Chapters on Axes, Wing, Drag Flashcards
Aircraft Axis are?
Longitudinal.
Lateral.
Vertical or Normal.
Taper Ratio is?
Tip Chord divided by Root Chord, and is Always <1.
Aspect Ratio is?
Ratio of the wing span to the average wing chord.
ie.
Aspect Ratio = Span over Average Chord.
Dihedral is?
Wings are angled up slightly.
ie.
Wing tips are higher than the root.
Is Good for stability.
Anhedral is?
Wing tips are angled down below the root.
Wing Tip Vortices are?
Caused by the spa wise flow, which is the pressure differential and inertia of mass flow.
Vortices go down and out.
A large crosswind dissipates it.
Formation of Wing Tip Vortices?
Low speeds are worse for vortices.
High speeds produce relatively small wing tip vortices.
Rectangular wings have larger vortices.
Tapered wings have smaller vortices.
The longer the chord, the greater the driving force for the vortex.
Vortex Intensity is Reduced if?
The Aspect ratio increases.
The Amount of lift produced decreases.
The Aircraft speed increases.
Flaps are deployed as they decrease wing tip vortices since the pressure differential decreases at the tip.

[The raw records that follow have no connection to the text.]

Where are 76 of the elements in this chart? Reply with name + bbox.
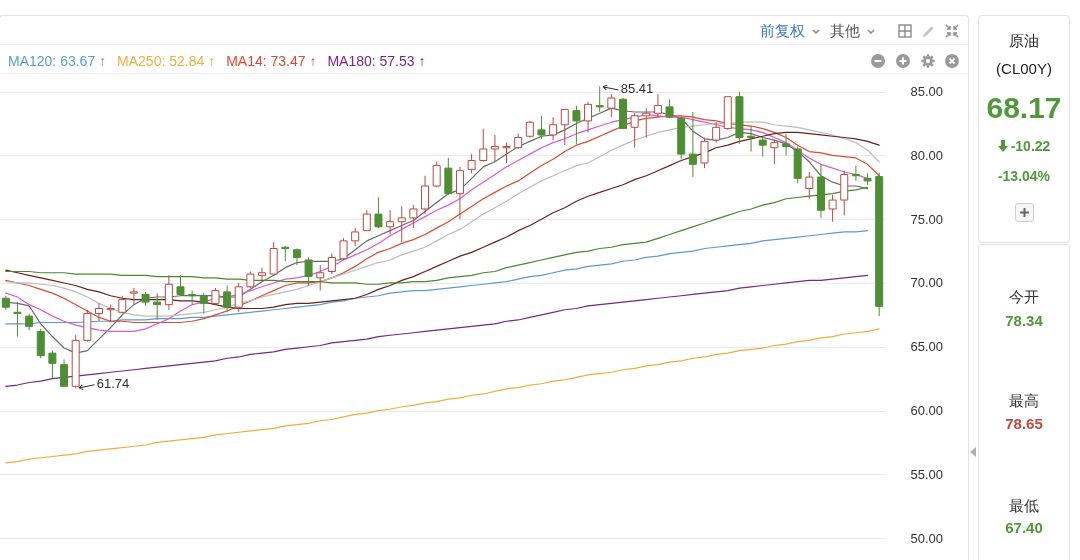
candlestick [782, 133, 791, 156]
text: 原油 [1008, 30, 1040, 50]
text: 前复权 [760, 22, 805, 40]
text: 最高 [1008, 391, 1040, 410]
candlestick [455, 166, 464, 220]
y-tick-label: 85.00 [910, 84, 944, 100]
candlestick [688, 111, 697, 178]
line-series [5, 328, 880, 464]
y-tick-label: 80.00 [910, 147, 944, 163]
candlestick [374, 196, 383, 229]
candlestick [572, 105, 581, 145]
candlestick [362, 209, 371, 232]
text: 68.17 [985, 90, 1063, 126]
candlestick [595, 85, 604, 113]
text: 其他 [830, 22, 860, 40]
candlestick [199, 292, 208, 315]
candlestick [851, 165, 860, 182]
candlestick [712, 121, 721, 144]
line-series [5, 230, 869, 325]
candlestick [490, 134, 499, 163]
candlestick [234, 282, 243, 313]
candlestick [479, 128, 488, 163]
candlestick [828, 194, 837, 223]
candlestick [316, 264, 325, 292]
candlestick [584, 101, 593, 133]
candlestick [700, 137, 709, 169]
candlestick [805, 171, 814, 200]
candlestick [258, 267, 267, 283]
y-tick-label: 50.00 [910, 530, 944, 546]
text: 今开 [1008, 286, 1040, 306]
candlestick [432, 161, 441, 188]
candlestick [48, 350, 57, 380]
text: -10.22 [1010, 138, 1051, 154]
y-tick-label: 70.00 [910, 275, 944, 291]
text: 67.40 [1004, 517, 1044, 537]
candlestick [770, 139, 779, 165]
candlestick [549, 116, 558, 141]
candlestick [421, 175, 430, 215]
candlestick [467, 153, 476, 174]
candlestick [223, 285, 232, 313]
annotation: 61.74 [96, 376, 130, 392]
text: 最低 [1008, 495, 1040, 515]
line-series [5, 274, 869, 387]
candlestick [560, 108, 569, 146]
y-tick-label: 65.00 [910, 339, 944, 355]
candlestick [339, 237, 348, 261]
candlestick [537, 115, 546, 140]
text: (CL00Y) [995, 58, 1053, 78]
candlestick [13, 301, 22, 338]
candlestick [630, 112, 639, 149]
candlestick [60, 359, 69, 387]
candlestick [94, 302, 103, 322]
candlestick [164, 274, 173, 311]
candlestick [758, 137, 767, 158]
candlestick [409, 204, 418, 229]
text: 78.65 [1004, 414, 1044, 433]
y-tick-label: 60.00 [910, 403, 944, 419]
y-tick-label: 55.00 [910, 466, 944, 482]
annotation: 85.41 [620, 81, 654, 97]
y-tick-label: 75.00 [910, 211, 944, 227]
candlestick [327, 253, 336, 275]
text: MA250: 52.84 ↑ [117, 52, 216, 71]
text: MA14: 73.47 ↑ [226, 52, 317, 71]
candlestick [153, 292, 162, 321]
text: 78.34 [1004, 310, 1044, 330]
candlestick [653, 93, 662, 118]
text: -13.04% [996, 167, 1052, 185]
text: MA120: 63.67 ↑ [8, 52, 107, 71]
candlestick [386, 209, 395, 235]
text: MA180: 57.53 ↑ [327, 52, 426, 71]
candlestick [188, 290, 197, 306]
candlestick [502, 142, 511, 164]
candlestick [607, 93, 616, 118]
candlestick [397, 205, 406, 243]
candlestick [747, 125, 756, 153]
candlestick [129, 287, 138, 306]
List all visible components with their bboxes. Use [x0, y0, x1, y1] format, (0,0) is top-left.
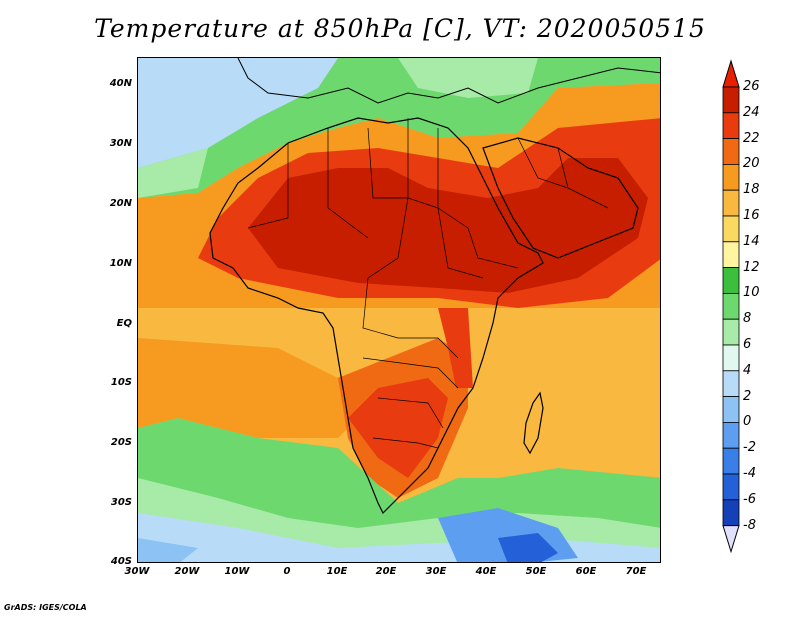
- colorbar-level-label: 16: [743, 208, 760, 223]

Two Other Effects of Tip Vortices?
Downwash:
Increased downwash = increased induced drag.
Drag increases.
The stronger the tip vortex, the greater the amount of drag and downwash.
Trailing Edge Vortices. Some details…
A change in angle of the airflow over the wings caused by the span wise flow on the upper and lower surfaces, then Mix and cause trailing edge vortices.
Vortices and Downwash.
Vortices suppress upwash,
and increase downwash.
The Effective Airflow - Lift and Induced Drag
Effective airflow is induced by downwash.
Airflow inclined down to the wing which reduces angle of attack, AoA.
The Lift then becomes 90 degrees (ie. perpendicular) to the effective air flow.
Induced drag depends on the lift.
Angle of attack?
Is the angle between the chord line and the relative air flow.
Is the sum of the induced AoA and the effective AoA.
Changes with the Effective angle of attack with Span.
At the Tip:
- Greater induced drag than at the root.
- Greater down wash.
- More vortices.
- Less lift produced.
At the Root:
- Less downwash.
- Less Vortices.
More lift.
The Root will stall first, For a rectangular wing.
Induced Drag is?
A result of down wash generated by tip vortices.
Induced angle of attack is?
A result of downwash due to tip vortices.
High Aspect Ratio pros and cons.
Decrease the induced drag and therefore,
- Decreased Vortices.
- Decreased Downwash.
- Decreased Induced Angle of Attack.
Disadvantages:
- Construction is structurally is hard.
- Risk of Wing strikes on take off and landing.
- High speed flight is hard structurally.
- Aerodynamic Damping so a resistance to roll.
Taper and Sweepback effects?
Reduces tip lift due to wash out and thinner design.
High wing loading Aerofoils have?
A larger pressure difference, with,
increased intense vortices,
increased downwash, and
increased lift induced drag.
Small wing relative to the weight = High wing loading.
What part of an aircraft has the largest effect on induced drag?
The Wing Tip .
Total Drag is?
Parasite Drag plus Induced Drag.
Parasite drag = Form Drag plus Skin Friction Drag plus Interference Drag.
Profile Drag = Form Drag + Skin Friction.
Form Drag is?
Impacted by,
Speed,
Frontal Area,
Shape and streamlining,
Surface (ie. smooth or dimpled).
To decrease form drag:
- Increase the distance aft of the point of max. thickness.
Skin Friction Drag is?
Impacted by;
Speed,
surface area,
boundary layer type, and
surface roughness.
Interference Drag is?
All to do with how smooth the transition from air to flow around the object is.
Think of Fish!
- Fillets and fairings all aimed to reduce interference drag.